Here are four models for Nichepapers that apply these rules in different ways.
Each is named after an archetypal historical newspaper — because the key to reinvention is getting back to the basics of making better stuff:
The Sentry — Talking Points Memo. The incomparable TPM is the gold standard of a Nichepaper. It’s also a very specific kind: a sentry, always patrolling the political arena for malfeasance, misbehavior, and broken promises. By combining reportage, commentage, opinion, and muckraking, TPM delivers perhaps the most hard-hitting, most persistent, and most fearless investigative political journalism in America today.The Chronicle — Perez Hilton. Perez Hilton is the first 21st century gossip columnist. He chronicles whatever’s lewd, crude, and most likely to be viewed in the entertainment world — in such excruciating detail, the result is a paradox: the lurid becomes banal. Yet, like TPM, Perez is unafraid to challenge the status quo, persistently, chronically, and often, funnily.

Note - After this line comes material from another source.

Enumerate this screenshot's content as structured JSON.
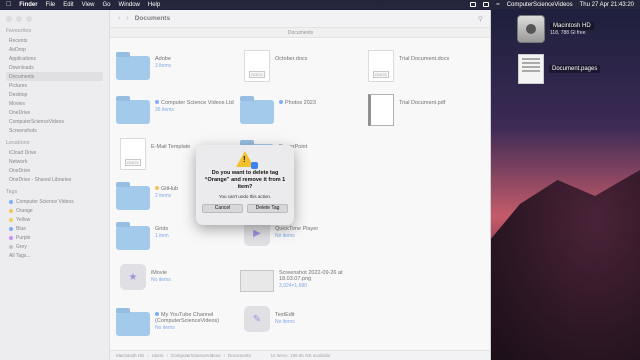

The Intelligencer — Business Insider. Henry Blodget used to be an equity analyst, so it’s no surprise that his latest venture, Business Insider, crosses the line from pure news into deeper analysis — intelligence. Though BI often gets it wrong (here’s Joe Weisenthal arguing that bribes create value, for example), the analysis is what counts: it gives readers more food for thought per word than News 1.0.
The Pioneer — The Huffington Post. The Huffington Post is perhaps the classic Nichepaper — and what makes it different is that it’s always pioneering new ideas, concepts, stories, and angles. The HuffPo’s perspective is politically liberal — and that’s its domain. But it is the pioneering that makes the HuffPo different. And it’s open to pioneering new ideas from nearly anyone — as long as their ideas are good enough to matter.